Mar 3, 2022, 5:55pm EST

Catalyst Workplace Activation, the region's largest office furniture dealer, has acquired one of its major local competitors, Western Office Interiors.

The deal was driven by the recent formation of MillerKnoll, a furniture manufacturing company representing 19 brands that occurred in July when Herman Miller acquired Knoll. In the deal for Los Angeles-based Western Office Interiors, Catalyst absorbs one of its biggest Seattle competitors and gains Western's expertise on Knoll products.

"We now represent a full package, a full breadth of products for our customers that we haven’t had before," Catalyst CEO Sean O'Brien told the Business Journal.
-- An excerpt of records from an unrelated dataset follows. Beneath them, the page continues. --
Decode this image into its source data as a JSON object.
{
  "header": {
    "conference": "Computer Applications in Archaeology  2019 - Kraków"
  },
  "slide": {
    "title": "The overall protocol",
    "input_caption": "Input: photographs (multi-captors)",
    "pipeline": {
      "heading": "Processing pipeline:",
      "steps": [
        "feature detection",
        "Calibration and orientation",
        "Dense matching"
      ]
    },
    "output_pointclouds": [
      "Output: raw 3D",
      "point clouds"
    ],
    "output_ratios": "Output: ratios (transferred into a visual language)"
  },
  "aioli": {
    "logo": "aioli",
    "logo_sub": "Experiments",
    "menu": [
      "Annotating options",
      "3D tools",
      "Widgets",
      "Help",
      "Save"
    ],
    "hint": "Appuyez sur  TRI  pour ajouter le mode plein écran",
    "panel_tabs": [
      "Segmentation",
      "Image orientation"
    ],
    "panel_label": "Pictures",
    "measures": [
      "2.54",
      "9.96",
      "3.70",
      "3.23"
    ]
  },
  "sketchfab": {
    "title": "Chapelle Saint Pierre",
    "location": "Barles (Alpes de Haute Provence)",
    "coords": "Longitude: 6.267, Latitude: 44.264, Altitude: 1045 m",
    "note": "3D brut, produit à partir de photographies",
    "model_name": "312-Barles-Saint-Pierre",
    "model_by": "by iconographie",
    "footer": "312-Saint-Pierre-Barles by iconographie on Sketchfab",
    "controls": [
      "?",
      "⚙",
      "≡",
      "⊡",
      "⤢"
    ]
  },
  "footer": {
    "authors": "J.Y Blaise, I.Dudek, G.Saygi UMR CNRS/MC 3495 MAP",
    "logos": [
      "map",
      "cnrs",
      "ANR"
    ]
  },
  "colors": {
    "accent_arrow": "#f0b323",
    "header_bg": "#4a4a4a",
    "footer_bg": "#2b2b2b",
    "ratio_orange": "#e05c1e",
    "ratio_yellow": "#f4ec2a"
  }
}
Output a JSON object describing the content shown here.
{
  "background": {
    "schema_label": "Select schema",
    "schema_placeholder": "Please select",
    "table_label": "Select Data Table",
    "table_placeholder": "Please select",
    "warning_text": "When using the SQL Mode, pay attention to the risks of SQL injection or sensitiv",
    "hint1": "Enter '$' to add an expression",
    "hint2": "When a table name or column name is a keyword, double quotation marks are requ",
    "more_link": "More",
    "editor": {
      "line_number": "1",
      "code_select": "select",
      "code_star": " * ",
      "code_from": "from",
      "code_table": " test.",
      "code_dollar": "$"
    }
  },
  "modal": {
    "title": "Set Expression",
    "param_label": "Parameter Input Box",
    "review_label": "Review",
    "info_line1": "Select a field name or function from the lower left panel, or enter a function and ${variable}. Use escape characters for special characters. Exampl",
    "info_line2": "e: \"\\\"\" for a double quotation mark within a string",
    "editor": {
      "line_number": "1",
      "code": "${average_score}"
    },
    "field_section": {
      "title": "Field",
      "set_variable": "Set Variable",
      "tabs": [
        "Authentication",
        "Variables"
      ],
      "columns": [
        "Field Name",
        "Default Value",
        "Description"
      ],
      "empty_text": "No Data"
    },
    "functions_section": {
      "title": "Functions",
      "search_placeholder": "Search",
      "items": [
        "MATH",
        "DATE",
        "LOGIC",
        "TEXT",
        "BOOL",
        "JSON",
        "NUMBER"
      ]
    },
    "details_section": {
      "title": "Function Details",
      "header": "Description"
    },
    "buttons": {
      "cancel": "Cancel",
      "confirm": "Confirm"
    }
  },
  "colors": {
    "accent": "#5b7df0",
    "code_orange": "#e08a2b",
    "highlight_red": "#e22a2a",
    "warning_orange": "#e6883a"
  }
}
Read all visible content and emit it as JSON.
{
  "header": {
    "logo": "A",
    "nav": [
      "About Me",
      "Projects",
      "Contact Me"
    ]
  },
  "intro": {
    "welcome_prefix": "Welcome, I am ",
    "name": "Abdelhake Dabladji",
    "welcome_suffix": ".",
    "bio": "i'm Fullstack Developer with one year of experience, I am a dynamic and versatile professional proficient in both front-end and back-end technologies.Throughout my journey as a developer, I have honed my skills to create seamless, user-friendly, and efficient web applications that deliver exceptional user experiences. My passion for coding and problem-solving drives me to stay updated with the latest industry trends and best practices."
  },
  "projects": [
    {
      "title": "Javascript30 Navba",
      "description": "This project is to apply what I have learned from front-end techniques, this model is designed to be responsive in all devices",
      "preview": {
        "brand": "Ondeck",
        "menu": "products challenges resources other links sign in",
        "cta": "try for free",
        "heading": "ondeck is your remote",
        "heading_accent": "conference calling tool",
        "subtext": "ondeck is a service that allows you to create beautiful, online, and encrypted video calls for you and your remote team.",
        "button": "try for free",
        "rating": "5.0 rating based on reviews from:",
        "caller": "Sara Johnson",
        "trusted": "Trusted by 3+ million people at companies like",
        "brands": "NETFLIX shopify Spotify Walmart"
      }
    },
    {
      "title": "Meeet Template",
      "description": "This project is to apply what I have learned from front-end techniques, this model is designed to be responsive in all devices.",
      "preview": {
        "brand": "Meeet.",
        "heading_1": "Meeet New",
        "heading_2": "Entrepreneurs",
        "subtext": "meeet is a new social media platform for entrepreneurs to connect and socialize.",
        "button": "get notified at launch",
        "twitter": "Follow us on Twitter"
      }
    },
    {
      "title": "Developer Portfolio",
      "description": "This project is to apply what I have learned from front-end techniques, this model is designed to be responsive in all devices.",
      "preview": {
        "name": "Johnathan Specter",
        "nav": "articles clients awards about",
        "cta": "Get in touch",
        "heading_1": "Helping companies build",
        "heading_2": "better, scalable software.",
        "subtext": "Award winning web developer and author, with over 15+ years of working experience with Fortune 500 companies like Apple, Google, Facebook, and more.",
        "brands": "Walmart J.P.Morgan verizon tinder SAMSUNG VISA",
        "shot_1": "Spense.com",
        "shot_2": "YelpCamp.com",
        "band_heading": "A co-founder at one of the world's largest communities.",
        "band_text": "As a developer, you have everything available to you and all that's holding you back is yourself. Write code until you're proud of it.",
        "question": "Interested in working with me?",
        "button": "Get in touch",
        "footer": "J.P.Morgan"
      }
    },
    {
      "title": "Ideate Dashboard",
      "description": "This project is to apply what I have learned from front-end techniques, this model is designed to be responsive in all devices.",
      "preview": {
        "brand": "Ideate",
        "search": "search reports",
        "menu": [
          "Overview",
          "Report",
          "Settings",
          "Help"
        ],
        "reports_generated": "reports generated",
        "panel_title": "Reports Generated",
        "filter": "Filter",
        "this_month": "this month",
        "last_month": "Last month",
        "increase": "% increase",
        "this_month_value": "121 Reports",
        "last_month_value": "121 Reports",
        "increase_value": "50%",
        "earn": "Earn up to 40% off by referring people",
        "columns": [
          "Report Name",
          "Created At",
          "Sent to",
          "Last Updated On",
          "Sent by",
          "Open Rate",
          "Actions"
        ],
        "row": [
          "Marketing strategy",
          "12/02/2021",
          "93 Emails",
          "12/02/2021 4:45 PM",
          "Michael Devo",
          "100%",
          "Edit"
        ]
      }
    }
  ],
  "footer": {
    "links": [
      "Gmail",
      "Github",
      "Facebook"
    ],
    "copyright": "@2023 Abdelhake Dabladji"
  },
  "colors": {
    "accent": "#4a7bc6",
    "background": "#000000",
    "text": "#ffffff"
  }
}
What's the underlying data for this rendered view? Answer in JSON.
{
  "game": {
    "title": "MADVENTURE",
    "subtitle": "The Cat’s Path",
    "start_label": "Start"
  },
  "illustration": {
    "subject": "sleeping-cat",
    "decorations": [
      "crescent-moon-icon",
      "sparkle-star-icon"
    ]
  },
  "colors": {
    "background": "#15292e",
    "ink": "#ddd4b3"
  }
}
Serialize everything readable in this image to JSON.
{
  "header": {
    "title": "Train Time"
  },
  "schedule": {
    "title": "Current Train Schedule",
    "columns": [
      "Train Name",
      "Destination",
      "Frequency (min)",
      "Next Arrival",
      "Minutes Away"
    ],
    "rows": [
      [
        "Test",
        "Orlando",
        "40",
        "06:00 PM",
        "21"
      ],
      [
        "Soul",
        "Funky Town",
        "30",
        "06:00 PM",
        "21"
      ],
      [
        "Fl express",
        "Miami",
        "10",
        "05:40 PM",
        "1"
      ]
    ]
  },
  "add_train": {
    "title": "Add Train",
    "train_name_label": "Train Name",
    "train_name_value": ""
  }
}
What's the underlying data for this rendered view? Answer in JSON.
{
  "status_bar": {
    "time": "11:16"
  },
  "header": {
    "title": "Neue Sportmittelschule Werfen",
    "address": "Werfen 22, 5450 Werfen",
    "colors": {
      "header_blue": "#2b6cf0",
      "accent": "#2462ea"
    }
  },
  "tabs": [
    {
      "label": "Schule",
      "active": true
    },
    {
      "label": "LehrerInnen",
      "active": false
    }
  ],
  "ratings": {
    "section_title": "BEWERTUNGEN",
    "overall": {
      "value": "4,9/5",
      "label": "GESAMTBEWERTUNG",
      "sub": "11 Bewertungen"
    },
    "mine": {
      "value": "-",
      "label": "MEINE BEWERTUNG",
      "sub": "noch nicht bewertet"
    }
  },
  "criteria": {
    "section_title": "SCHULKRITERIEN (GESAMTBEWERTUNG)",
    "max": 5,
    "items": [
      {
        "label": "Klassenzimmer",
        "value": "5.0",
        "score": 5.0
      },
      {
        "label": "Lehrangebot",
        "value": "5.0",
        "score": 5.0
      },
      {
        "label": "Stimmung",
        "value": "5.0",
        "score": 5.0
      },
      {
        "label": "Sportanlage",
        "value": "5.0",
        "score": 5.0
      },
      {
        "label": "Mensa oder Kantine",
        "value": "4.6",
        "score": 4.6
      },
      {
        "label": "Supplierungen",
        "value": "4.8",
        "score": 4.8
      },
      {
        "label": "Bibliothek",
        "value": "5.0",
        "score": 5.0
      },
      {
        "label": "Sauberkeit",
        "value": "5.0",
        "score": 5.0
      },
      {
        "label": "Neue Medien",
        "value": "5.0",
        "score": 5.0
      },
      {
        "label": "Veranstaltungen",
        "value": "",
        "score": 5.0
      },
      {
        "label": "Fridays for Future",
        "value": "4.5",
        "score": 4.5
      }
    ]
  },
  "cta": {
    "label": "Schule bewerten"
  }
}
Founded in 1982, Tukwila-based Catalyst's clients include Tableau, Schnitzer West, Climate Pledge Arena, the Kraken Community Iceplex, and St. Joseph's Medical Center.

Catalyst is not disclosing the financial terms of the deal. But the dealer now projects its 2022 revenue to surpass $90 million. In 2020, the company reported $87 million in sales, according to Business Journal research. Data from 2021 was not available.

The company's positioning for growth comes as Covid-19 cases wane and employers across the country roll out return-to-office plans, with many of them targeting March and April. At the same time, employers are faced with rethinking what offices should look like for hybrid work.

In addition to the acquisition, Catalyst is preparing to open a new product and brand facility this fall in Bellevue's Spring District, next to Meta Platform Inc.'s growing campus.

"The new space will definitely inspire new thinking around the workplace, and specifically the activities that certain vertical markets will want to elevate when their employees come back," O'Brien said. "It’s really a giant experiment and nobody really knows the outcome."

The future of the workplace will become much clearer when workers actually return, he added.

"You can’t make all of those decisions until you have feedback," he said. "That really has been missing. Surveys have been good snapshots for one period of time, but it's what people thought at that period of time, it’s not what they’ve experienced."